Comment #15312 by Cassandra on December 30, 2006 at 9:44 am
I am an atheist. No buttery about that!
I watched most of the sometimes tedious 15 hours. I was impressed by some people. Tyson is great! Jim Woodward, Scott Atran and especially Mel Konner were unusual in that they wanted some evidence which is not unreasonable for science, is it?
Konner gave a couple of examples of peer reviewed work that showed religiosity was heritable and that it gave some protection against mental illness. Is that all there is? If you are going to hypothesize that "Religion is bad and we must get rid of it", then you ought to have some evidence for that. I mean, doesn't science work like that any more?
Konner's point, inter alia, was that Richard and people like him had done no work to show the relative good provided by religion compared to its harm. Nor do Sam or Richard's books examine what would happen if religion were abolished. It's a fair comment.
Then Konner made hilarious fun of Richard engaging a little girl, as he does in "Unveaving the Rainbow" in a conversation about statistics in order to disabuse her faith in Father Christmas (wherein he fails - and misses a big point too).
Anyway, Richard said very little in reply, he simply hid behind Sam Harris's bluster as he so often did only piping up to tell Konner that he was "pessimistic" and to pour scorn on a poetic aside originally attributable to Golda Meir. Hmmm. I would have said Konner was "realistic and scientific".
Only LATER, MUCH LATER possibly the next day, when Konner was safely long gone, did Richard say he was WOULD have asked for an apology from Konner for his remarks about the little girl. Sure, of course he would. Richard doesn't seem to do so well when he is surrounded by his peers and superiors when they don't agree with him.

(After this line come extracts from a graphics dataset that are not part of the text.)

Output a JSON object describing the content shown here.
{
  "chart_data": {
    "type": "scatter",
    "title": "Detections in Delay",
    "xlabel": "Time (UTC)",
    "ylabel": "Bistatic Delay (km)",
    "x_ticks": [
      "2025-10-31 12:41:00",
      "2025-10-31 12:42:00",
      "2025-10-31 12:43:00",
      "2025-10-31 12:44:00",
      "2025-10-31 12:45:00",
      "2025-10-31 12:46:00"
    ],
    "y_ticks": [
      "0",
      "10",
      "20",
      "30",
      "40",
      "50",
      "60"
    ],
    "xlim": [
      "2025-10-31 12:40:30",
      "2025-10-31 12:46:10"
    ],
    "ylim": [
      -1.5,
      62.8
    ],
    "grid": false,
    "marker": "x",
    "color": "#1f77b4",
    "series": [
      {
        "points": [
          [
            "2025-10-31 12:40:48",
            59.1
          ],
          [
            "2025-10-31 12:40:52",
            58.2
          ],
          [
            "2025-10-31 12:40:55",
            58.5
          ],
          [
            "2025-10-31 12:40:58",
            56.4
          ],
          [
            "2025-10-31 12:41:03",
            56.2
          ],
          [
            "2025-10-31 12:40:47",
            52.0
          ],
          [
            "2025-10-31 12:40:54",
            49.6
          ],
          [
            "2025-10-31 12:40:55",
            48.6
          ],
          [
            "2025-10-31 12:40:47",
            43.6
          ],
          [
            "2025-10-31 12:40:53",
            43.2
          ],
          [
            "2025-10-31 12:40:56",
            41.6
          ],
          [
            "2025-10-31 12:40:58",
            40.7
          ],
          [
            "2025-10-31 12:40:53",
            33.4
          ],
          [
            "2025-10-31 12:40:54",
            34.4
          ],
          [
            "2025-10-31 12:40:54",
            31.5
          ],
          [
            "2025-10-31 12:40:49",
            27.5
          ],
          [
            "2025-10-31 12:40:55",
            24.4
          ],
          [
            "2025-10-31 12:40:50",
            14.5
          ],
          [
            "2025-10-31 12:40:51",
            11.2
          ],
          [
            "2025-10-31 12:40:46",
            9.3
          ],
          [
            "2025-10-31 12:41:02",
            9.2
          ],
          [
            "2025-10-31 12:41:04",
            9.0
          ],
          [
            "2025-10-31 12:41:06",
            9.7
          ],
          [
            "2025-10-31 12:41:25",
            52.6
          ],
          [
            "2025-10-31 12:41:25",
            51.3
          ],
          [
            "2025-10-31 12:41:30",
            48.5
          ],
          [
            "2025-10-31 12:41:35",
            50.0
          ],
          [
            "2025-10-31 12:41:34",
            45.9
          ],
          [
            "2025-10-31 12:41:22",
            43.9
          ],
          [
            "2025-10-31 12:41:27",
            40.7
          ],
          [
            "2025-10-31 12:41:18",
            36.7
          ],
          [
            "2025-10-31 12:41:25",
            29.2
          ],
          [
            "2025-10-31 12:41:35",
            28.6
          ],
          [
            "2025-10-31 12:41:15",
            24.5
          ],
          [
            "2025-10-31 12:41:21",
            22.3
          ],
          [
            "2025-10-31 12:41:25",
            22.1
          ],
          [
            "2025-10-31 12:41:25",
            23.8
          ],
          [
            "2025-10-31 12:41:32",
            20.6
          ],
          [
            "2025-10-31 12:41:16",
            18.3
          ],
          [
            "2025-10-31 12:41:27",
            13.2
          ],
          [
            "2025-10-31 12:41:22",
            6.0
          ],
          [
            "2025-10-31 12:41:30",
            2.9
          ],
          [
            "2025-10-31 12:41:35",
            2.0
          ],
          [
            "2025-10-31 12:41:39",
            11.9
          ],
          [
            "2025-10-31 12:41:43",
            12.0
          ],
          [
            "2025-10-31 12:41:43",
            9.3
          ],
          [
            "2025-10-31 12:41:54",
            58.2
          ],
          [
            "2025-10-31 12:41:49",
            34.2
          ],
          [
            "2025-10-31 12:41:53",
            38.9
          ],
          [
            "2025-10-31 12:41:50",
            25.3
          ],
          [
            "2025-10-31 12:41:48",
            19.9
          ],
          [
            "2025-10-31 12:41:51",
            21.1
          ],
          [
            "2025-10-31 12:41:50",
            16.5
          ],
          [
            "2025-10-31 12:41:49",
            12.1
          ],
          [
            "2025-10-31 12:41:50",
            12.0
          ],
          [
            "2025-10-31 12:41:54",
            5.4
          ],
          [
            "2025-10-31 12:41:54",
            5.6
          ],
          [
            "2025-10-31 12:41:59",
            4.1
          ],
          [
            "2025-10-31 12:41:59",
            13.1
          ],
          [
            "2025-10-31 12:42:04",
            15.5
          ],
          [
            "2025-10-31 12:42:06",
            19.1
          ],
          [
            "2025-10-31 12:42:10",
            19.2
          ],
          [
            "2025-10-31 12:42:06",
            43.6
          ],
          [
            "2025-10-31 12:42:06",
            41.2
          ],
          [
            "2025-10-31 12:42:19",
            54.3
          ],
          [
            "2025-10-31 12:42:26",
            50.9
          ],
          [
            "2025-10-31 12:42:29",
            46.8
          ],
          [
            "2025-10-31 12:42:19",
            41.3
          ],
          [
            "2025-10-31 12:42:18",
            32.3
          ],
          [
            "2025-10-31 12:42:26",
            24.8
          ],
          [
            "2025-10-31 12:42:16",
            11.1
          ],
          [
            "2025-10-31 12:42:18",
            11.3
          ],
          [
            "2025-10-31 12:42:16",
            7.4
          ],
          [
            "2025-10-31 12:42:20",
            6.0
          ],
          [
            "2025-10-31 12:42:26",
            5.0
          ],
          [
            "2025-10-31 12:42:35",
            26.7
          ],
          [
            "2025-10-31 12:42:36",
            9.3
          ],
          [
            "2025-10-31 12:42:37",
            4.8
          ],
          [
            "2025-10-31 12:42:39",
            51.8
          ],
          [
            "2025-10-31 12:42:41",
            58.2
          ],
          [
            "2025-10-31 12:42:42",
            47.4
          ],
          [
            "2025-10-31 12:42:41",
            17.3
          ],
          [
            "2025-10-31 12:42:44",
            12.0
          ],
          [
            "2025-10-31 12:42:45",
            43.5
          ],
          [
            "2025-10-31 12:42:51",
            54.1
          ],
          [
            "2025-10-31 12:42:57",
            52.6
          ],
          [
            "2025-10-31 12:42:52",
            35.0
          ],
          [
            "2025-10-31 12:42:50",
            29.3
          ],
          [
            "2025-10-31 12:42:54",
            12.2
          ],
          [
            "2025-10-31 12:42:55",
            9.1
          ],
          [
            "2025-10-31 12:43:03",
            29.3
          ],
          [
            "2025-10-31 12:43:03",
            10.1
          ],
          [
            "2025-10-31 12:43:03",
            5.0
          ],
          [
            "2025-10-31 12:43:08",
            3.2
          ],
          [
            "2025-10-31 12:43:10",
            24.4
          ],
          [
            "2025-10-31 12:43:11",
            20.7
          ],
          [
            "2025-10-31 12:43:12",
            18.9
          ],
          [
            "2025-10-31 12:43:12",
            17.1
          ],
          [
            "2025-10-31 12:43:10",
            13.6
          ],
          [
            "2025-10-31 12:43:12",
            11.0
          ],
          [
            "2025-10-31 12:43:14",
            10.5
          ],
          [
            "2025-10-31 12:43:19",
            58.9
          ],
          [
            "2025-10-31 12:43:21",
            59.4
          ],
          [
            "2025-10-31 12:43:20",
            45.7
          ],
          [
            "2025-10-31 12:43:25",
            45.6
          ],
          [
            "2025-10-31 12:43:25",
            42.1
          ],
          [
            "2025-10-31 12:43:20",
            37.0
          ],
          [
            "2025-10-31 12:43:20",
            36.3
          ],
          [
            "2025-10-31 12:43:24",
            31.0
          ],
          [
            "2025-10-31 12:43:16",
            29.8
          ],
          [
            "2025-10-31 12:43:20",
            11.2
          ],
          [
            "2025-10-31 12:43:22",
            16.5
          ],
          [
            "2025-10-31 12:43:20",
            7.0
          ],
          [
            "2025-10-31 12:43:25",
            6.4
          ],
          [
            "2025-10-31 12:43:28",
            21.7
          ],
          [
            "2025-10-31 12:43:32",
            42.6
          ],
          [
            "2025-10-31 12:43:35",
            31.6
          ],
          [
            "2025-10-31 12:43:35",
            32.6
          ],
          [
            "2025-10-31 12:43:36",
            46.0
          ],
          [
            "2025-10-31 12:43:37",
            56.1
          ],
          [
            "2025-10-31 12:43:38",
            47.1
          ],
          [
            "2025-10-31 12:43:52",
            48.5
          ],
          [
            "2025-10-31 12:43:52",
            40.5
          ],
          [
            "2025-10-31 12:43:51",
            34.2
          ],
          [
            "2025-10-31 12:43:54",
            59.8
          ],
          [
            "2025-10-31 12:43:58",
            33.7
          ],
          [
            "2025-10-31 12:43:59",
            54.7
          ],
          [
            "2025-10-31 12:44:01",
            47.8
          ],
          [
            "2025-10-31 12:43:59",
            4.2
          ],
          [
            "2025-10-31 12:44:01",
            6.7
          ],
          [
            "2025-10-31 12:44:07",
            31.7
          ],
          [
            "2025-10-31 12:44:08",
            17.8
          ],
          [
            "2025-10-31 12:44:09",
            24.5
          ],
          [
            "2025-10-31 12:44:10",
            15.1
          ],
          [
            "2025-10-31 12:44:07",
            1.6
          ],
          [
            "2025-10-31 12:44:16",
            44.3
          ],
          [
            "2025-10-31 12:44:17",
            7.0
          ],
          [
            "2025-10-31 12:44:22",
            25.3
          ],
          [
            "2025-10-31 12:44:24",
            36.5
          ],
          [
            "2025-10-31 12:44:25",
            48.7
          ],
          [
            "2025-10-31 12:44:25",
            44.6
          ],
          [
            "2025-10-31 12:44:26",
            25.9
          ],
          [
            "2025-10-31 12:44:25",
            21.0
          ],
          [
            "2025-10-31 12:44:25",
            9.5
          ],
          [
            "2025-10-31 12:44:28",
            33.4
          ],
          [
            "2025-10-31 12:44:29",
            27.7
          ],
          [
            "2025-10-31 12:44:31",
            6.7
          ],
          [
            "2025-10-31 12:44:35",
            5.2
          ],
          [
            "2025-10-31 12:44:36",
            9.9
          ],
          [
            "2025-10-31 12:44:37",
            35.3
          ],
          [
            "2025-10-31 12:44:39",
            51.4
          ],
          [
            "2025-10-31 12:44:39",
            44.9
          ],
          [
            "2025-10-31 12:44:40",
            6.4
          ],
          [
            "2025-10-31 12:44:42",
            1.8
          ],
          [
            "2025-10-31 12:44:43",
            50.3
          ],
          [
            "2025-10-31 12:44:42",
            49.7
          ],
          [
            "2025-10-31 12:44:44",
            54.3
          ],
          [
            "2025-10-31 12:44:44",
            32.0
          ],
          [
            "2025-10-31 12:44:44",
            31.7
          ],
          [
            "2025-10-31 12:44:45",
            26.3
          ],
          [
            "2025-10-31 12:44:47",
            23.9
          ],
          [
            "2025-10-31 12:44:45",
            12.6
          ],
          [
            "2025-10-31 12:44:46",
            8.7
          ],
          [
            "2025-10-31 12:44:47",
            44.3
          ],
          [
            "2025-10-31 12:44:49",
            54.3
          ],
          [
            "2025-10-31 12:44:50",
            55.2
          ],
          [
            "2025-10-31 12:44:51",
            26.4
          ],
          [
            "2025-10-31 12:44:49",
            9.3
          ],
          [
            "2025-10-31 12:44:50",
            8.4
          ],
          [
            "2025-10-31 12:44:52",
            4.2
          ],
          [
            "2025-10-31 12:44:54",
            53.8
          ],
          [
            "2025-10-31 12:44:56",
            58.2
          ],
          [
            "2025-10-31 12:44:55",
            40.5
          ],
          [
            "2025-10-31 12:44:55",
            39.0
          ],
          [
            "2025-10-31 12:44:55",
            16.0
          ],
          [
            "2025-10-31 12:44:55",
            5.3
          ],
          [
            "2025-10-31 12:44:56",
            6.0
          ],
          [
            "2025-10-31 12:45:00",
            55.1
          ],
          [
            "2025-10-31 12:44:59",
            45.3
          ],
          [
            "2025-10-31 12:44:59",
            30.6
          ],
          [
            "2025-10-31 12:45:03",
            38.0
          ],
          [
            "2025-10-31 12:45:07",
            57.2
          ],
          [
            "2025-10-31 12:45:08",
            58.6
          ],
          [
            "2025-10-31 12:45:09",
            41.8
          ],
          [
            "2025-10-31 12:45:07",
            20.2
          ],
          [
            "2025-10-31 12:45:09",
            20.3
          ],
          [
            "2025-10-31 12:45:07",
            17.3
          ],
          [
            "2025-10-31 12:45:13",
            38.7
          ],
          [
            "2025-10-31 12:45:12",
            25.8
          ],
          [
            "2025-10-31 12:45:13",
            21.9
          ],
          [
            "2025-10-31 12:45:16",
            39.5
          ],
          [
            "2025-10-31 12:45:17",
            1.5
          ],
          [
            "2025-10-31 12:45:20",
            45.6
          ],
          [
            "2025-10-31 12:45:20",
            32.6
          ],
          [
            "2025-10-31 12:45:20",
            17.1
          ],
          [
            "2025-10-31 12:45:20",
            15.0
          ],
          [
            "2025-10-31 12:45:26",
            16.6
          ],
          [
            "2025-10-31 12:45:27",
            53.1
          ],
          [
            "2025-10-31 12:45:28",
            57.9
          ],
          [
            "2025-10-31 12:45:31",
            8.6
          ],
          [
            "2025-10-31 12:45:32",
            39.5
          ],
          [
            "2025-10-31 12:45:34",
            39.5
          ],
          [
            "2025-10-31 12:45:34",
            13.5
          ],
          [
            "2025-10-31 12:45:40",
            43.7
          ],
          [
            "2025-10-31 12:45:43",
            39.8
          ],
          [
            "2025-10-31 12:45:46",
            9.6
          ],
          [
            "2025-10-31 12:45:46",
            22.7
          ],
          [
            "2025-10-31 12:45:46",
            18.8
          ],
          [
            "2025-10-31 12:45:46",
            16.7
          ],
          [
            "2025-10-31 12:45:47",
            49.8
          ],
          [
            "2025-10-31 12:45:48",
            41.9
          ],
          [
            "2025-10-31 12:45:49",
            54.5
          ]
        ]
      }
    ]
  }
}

Konner made him look silly and Richard compounded it by drawing attention to that.
Did it really take so long for someone (Konner again) to point out that Richard's "consciousness raising" in saying that "calling a child a catholic child is child abuse" is an abuse of the word abuse. When we say "A Catholic Child" we mean a child brought up in a Catholic household of Catholic traditions, not that she is familiar with the catechism and transubstantiation and all that nonsense. Richard's "consciousness raising", well, it needs some work IMHO.
If Science had a problem with religion, I don't think Richard's and Sam's strident and unresearched polemic is neccessarily going to help much. If anything, it may even help those who would poison the minds of American children with creationism which would be counter productive to say the least. I'm sad about that.
Comment #15311 by Cassandra on December 30, 2006 at 9:36 am
Lionel A said
"To challenge, Dawkins in particular, with 'You wouldn't like to get rid of all the bacteria in the human body..' as some kind of analogy with ridding the world of religion was foolish in the extreme."
Uh, it was Richard who originated the analogy by saying diseases are not all caused by viruses, some are caused by bacteria so I think your charge of "wooliness" is right, but directed at the wrong person.